The hippie movement took shape in America in the early 1960's. If I was to pinpoint a certain event to mark the introduction of the hippie movement, it would probably be the Free Speech Movement in Berkeley, California in 1964. It later degenerated into the Dirty or Filthy Speech movement where some students said four letter words over a microphone. The hippies gained a lot of notoriety in the latter portion of the 60's with the Vietnam War dragging on. They were a protest group that spoke out against the Establishment, racism, sexism, the Vietnam War, war in general, and the old-fashioned values many Americans had held dear at that time. They helped challenge the way America thought about life.

Francis Schaeffer had stated that the hippies were speaking out against the bankrupt values of "personal peace and affluence" that their parents embraced. Schaeffer had described those values as people that want to be left alone to do their own thing in life and not be bothered by anything or anybody's problems. Affluence means to own wealth. Schaeffer was saying many middle class parents were concerned about making money and living their own life. However, many parents didn't have a basis for their values. Families went to church because it was socially acceptable. Many of the hippies' parents upheld the values that their parents and grandparents passed 0n before them but they didn't have a basis for why those values were right. Many of the hippies' parents didn't have a relationship with the Lord. They just adopted the values they were taught growing up. Therefore, the hippie generation rebelled against that and they were trying to seek answers to questions in life. However, the hippies looked to drugs and protesting against the Establishment as the answer. However, the answer was the Word of God. What they needed was Jesus. But they looked in the wrong way.

Woodstock was an embodiment of the hippie counterculture. There was a movie made entitled "Woodstock" in 1970. They were promoting peace and love throughout the world. I remember an old Coke O' Cola commerical made a number of years ago during the Christmas season. It was an old song (tune) the hippies would sing but the words to that song was changed to make it a Coke commericial. These are the words: "I'd like to teach the world to sing in perfect harmony, I like to buy the world a Coke and keep it company." The original version of the song goes like this: "I like to buy the world a home and furnish it with love. Grow apple trees and honey bees and snow-white turtle doves. I'd like to teach the world to sing in perfect harmony. I'd like to hold it in my arms and keep it company." That symbolized the thinking of that generation. The Woodstock generation was into acid rock music and drugs. The Beatles revolutionized rock music. The Beatles changed their dress and appearance and many Americans patterned their appearance after the Beatles. It was cool to be hip during that time.

The hippies thought during the 60's they could change society from without. They thought they could change society on the outside. However, the changes the hippie generation sought during that decade had went unfulfilled.

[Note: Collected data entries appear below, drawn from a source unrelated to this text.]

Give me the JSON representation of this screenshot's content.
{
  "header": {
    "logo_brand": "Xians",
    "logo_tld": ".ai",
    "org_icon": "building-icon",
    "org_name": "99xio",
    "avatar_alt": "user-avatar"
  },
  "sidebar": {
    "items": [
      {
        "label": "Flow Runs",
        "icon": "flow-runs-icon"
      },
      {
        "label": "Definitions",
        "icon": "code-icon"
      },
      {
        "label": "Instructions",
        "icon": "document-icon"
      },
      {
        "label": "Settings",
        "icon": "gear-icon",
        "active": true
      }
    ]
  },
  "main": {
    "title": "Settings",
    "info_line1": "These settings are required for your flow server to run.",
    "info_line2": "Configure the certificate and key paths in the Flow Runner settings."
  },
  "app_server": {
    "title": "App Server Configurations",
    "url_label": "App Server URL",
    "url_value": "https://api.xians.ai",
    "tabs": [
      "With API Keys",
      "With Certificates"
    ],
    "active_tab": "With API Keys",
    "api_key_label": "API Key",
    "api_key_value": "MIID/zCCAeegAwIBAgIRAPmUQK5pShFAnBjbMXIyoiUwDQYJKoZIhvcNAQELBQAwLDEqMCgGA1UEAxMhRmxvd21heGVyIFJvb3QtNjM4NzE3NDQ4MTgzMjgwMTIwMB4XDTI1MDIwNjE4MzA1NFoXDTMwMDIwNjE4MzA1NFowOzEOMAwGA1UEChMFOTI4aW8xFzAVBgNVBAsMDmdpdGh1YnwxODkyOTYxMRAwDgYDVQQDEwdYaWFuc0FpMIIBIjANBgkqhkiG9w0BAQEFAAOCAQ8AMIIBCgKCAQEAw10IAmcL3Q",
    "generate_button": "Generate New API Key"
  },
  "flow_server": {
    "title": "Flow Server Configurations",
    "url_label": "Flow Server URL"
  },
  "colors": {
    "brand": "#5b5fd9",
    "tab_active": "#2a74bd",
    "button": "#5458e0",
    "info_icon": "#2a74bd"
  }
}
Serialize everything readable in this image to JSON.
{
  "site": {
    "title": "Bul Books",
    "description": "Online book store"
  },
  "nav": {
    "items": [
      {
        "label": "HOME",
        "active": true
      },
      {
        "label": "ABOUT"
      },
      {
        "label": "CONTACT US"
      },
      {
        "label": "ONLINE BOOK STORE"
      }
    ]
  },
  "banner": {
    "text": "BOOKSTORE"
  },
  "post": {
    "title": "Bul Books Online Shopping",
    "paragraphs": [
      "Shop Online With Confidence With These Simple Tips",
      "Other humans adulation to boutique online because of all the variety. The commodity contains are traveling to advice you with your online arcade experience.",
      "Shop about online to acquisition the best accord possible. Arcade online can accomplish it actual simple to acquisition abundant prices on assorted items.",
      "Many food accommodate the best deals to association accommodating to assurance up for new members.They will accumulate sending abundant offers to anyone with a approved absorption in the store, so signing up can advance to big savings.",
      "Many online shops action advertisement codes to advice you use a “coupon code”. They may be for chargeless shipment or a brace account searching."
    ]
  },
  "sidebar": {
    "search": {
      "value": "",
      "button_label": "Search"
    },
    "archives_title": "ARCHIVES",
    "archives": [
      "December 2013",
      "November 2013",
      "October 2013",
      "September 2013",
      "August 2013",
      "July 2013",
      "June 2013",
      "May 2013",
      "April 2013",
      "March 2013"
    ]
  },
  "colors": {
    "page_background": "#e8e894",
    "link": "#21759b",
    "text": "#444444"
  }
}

Then they modified their appearance in the 70's and 80's and became yuppies (young urban professionals). The hippie generation today is older and they are represented by such people as Bill and Hillary Clinton, Barack Obama, and the list continues. They are trying to change the system within. That's what they're doing today. The hippie movement has changed their brand and method. We have government leaders with that mentality in the Obama administration. They trying to make us into a socialist utopia where we can all get along together in peace and love. They want to destroy all racial and sexual barriers. They're trying to attain to the age of Aquarius.

It's tragic that the hippies had bought into a false notion of peace and love. Real peace comes through the Lord Jesus. They wanted to create a better and fairer society. However, they never found a basis for truth. The Woodstock generation didn't believe in absolute truth. Life is meaningless and not worth living if there are no absolutes. The only place to find absolute truth is the Word of God. Sadly, they were looking in the wrong direction.